Cadmium plating is under scrutiny because of the environmental toxicity of the cadmium metal. Cadmium plating is widely used in some applications in the aerospace, military, and aviation fields. However, it is being phased out due to its toxicity. Military and Aerospace components manufacturers, such as Amphenol Aerospace, have recently been exploring drop-in electroplating replacements for use with currently fielded equipment in order to support the phaseout of the dangerous finish. Cadmium plating (or cad. plating) offers a long list of technical advantages such as excellent corrosion resistance even at relatively low thickness and in salt atmospheres, softness and malleability, freedom from sticky and/or bulky corrosion products, galvanic compatibility with aluminum, freedom from stick-slip thus allowing reliable torquing of plated threads, can be dyed to many colors and clear, has good lubricity and solderability, and works well either as a final finish or as a paint base. If environmental concerns matter, in most aspects cadmium plating can be directly replaced with gold plating as it shares most of the material properties, but gold is more expensive and cannot serve as a paint base.

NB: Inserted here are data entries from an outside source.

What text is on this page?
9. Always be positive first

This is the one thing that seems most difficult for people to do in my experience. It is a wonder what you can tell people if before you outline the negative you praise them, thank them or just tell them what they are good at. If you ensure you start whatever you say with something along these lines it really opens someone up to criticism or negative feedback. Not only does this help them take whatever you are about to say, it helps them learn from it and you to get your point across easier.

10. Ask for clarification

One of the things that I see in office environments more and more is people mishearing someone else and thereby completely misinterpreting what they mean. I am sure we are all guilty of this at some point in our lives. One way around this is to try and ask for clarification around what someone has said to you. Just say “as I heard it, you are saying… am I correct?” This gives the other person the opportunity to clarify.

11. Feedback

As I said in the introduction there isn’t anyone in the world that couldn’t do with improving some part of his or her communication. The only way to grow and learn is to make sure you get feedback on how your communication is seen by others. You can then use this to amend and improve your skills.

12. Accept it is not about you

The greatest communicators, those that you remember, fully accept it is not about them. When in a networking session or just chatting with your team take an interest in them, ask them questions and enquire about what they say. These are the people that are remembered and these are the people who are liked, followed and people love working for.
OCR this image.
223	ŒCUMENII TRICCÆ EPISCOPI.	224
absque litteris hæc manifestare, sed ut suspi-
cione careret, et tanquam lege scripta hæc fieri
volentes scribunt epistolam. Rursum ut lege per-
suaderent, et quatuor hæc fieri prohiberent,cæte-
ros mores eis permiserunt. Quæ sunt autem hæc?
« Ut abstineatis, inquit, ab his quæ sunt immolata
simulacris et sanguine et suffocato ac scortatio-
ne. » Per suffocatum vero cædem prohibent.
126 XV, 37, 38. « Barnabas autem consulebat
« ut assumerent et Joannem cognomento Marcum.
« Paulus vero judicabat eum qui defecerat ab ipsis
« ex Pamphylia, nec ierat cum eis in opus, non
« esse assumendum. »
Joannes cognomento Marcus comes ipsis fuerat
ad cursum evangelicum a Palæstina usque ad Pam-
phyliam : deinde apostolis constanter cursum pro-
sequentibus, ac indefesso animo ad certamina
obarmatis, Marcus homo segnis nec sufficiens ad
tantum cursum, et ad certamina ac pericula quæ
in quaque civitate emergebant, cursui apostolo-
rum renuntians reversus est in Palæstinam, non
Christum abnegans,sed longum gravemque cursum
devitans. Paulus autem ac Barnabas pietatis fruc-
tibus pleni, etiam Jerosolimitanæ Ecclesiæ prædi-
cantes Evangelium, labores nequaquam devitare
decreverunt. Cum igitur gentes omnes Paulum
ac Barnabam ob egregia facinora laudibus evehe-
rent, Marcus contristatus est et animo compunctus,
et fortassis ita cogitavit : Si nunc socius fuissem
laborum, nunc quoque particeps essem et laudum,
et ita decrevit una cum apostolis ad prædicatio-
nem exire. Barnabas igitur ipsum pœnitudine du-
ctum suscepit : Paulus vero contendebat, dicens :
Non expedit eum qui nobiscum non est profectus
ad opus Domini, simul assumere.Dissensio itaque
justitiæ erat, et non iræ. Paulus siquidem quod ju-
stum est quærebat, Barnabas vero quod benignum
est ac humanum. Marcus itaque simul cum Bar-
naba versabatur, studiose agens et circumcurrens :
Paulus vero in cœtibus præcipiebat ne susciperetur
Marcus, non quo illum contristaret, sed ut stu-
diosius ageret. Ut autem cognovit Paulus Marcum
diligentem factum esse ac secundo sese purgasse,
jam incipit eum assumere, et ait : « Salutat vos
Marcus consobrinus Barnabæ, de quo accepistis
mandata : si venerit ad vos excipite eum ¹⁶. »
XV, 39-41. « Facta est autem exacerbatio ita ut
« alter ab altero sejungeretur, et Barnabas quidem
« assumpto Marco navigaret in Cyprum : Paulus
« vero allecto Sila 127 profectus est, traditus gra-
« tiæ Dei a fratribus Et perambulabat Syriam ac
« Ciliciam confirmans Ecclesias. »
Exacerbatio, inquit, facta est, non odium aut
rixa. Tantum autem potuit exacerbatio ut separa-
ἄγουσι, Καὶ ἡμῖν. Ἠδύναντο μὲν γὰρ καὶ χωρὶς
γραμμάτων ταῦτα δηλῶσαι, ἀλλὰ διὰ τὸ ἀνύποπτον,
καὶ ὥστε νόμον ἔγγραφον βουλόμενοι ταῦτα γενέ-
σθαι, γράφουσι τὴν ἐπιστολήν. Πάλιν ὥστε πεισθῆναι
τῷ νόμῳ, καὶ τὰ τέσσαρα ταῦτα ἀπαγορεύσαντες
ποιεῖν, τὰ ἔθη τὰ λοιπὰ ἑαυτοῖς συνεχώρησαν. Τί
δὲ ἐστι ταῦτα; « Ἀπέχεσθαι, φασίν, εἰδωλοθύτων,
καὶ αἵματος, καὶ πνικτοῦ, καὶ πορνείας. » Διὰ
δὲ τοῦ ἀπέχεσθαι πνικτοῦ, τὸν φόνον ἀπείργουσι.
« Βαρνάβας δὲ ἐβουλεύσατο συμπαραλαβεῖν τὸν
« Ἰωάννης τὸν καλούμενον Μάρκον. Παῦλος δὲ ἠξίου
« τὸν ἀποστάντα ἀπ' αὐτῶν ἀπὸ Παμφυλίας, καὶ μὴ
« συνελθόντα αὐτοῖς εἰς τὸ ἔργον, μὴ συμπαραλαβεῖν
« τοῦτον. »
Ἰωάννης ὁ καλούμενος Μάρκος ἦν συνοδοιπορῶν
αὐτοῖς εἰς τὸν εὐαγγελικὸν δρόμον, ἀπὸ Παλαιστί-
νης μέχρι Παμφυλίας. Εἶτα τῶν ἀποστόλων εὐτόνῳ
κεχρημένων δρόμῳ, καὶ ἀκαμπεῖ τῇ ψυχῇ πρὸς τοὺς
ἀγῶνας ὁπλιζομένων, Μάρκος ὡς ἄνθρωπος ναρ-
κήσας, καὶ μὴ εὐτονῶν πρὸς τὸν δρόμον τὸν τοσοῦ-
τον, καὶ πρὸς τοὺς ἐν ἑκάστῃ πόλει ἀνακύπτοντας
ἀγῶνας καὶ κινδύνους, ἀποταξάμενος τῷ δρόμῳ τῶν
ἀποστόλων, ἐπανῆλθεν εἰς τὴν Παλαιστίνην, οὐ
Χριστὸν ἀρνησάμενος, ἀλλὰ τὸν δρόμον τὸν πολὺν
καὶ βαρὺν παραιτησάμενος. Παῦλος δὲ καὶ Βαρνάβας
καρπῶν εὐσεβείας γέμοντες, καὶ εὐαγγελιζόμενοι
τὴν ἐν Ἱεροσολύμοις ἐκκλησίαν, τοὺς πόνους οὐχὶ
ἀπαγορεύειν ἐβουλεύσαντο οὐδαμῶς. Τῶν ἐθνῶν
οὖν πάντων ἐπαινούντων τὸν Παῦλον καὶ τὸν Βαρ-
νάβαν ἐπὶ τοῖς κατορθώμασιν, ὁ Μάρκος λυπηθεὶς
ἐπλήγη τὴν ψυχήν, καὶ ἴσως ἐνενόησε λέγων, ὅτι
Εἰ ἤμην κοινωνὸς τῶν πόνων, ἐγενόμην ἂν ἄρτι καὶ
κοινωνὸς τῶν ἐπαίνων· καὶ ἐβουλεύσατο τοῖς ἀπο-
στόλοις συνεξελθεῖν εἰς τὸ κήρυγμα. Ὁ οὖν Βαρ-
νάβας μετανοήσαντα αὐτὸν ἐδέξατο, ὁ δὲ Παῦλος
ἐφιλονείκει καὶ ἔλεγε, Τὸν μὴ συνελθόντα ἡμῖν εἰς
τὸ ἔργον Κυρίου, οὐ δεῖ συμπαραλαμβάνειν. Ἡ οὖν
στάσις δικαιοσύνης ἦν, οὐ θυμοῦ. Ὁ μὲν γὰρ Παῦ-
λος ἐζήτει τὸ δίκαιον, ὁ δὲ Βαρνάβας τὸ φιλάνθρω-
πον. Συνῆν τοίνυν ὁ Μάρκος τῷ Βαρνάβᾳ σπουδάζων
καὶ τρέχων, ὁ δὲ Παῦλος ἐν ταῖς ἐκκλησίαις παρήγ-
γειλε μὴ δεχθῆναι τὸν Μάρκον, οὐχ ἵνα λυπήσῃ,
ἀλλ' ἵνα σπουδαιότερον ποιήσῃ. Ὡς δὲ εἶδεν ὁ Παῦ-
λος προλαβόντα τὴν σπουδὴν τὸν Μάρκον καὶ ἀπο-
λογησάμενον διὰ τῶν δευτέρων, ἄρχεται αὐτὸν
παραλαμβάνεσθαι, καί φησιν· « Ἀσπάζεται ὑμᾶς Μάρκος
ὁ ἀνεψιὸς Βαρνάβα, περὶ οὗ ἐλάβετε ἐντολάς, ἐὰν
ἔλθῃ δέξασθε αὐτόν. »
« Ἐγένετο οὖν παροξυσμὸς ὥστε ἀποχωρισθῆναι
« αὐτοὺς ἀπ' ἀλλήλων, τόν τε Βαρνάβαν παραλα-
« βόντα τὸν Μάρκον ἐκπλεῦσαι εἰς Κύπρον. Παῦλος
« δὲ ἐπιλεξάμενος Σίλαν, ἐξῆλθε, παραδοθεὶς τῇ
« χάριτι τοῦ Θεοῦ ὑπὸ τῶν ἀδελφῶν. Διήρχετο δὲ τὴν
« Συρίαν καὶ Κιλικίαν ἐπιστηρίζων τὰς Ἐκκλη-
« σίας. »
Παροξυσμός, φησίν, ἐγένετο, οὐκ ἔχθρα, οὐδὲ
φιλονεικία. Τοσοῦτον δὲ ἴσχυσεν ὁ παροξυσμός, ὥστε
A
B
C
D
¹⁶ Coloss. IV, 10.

Nickel electroplating is a process of depositing nickel onto a metal part. Parts to be plated must be clean and free of dirt, corrosion, and defects before plating can begin. To clean and protect the part during the plating process, a combination of heat treating, cleaning, masking, pickling, and etching may be used. Once the piece has been prepared it is immersed into an electrolyte solution and is used as the cathode. The nickel anode is dissolved into the electrolyte to form nickel ions. The ions travel through the solution and deposit on the cathode.
Electroless nickel plating, also known as enickel and NiP, offers many advantages: uniform layer thickness over most complicated surfaces, direct plating of ferrous metals (steel), superior wear and corrosion resistance compared to electroplated nickel or chrome. Much of the chrome plating done in aerospace industry can be replaced with electroless nickel plating, again environmental costs, costs of hexavalent chromium waste disposal and notorious tendency of uneven current distribution favor electroless nickel plating.